We have had some good catches as we enter the weekend but our Ft. Lauderdale fishing charters have come to a screeching halt with Hurricane Irma filling the radar. We have been very fortunate here in South Florida in recent years regarding these systems passing us by. We are going to get it this time and hopefully be spared of her full and considerable fury. I’m sure you have seen updates wherever you are. It’s the news here 24/7, and here we go. Thank you for the calls and texts and be assured we are battened down to the max. Thanks as well to our landlord Bahia Mar Marina, Head Dockmaster Charles, and his staff for allowing us to move our dockage during the storm to the highly rated safer floating docks in the interior of the complex, and away from our regular fixed docks out on the perimeter (great exposure to traffic and customers out there, but big exposure to Irma).
She is interrupting some good fishing as we said. A couple of slow days early on since our last report but that changed, but everything is on hold now. Please enjoy the included photos of anglers who have recently joined us here aboard the Marlin My Darlin. Kingfish, Blackfin Tunas and Bonito on the reefs. Mahi continue to be available offshore but the overall size and numbers are down as we say good-bye to summer. A nice Sailfish on an afternoon trip yesterday. Swordfish have certainly been a viable option.

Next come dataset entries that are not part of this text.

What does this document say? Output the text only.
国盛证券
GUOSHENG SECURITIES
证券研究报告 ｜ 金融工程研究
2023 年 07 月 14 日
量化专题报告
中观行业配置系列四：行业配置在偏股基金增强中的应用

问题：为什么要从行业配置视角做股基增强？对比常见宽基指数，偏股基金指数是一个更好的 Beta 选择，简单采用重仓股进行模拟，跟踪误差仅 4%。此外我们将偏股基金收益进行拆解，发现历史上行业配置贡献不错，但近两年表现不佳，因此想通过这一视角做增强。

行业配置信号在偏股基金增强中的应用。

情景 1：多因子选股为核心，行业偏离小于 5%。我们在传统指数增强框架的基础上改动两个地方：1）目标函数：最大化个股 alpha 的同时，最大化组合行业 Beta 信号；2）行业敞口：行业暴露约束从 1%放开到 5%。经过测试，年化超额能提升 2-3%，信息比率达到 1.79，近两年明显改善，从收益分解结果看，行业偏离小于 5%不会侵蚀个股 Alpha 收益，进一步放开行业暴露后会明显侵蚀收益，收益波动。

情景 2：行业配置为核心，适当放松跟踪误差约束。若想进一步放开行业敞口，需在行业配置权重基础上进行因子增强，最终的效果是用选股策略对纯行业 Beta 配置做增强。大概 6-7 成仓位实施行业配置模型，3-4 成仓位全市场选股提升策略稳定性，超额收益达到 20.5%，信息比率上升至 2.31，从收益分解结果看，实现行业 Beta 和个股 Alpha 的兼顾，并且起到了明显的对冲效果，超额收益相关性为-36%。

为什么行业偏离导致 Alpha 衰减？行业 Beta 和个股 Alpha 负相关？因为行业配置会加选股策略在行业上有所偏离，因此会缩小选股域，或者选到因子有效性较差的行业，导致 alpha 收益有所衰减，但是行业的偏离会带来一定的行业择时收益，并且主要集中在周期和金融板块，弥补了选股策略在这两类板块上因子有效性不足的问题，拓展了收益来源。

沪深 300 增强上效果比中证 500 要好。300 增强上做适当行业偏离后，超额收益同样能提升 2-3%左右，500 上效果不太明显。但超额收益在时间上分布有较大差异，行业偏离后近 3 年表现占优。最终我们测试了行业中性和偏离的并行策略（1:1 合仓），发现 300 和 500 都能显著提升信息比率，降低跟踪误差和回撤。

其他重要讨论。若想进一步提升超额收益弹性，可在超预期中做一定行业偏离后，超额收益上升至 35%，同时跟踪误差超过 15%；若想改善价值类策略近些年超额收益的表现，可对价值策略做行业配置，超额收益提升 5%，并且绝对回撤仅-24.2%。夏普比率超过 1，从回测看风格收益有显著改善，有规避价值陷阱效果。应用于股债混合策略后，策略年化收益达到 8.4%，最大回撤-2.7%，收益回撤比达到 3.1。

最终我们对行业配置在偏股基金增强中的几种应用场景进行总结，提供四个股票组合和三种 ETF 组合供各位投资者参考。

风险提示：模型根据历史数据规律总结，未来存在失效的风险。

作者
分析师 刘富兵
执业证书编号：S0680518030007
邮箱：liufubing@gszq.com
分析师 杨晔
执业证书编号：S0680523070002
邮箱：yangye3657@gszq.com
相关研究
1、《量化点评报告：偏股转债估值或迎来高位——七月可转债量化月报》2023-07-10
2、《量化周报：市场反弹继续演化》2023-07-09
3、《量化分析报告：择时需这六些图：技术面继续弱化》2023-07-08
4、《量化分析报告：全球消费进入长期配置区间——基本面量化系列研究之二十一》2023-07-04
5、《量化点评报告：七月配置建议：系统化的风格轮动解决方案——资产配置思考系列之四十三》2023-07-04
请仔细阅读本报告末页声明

These storms usually bring a good spike in the catch rate for bottom fish. Mutton Snappers for one have often gotten aggressive. Irma will also bring a very large amount of floatsam our way via the northern current flow and we will be looking offshore too for whatever she sends our way whether it be a tree, tree limb, or even a boat or part of a structure. This debris will begin showing up offshore fairly soon and will continue for some time. The debris can be a virtual hotel for bait and predators alike with Mahi-Mahi, Wahoo and Trippletails most common. But Billfish like the show too. To be honest I don’t know how the Swordfish will react as they don’t seem to often regard floatsam (at least in daytime hours) as a draw compared to other species of Billfish. Find the floatsam holding bait and things can happen quickly. This storm packs a huge punch and she has left a wide swath of destruction despite thankfully only brushing many islands on her way here, and as we all too fully aware it’s not over yet. As dearly missed and far too soon departed Captain Lindsley Ford liked to seriously say “ Don’t ever, ever trust Mother Nature, she’s a bitch”. Ringing so true right now, and here she comes. We’re looking forward to the return of those blue Florida skies and wetting the lines. Be safe.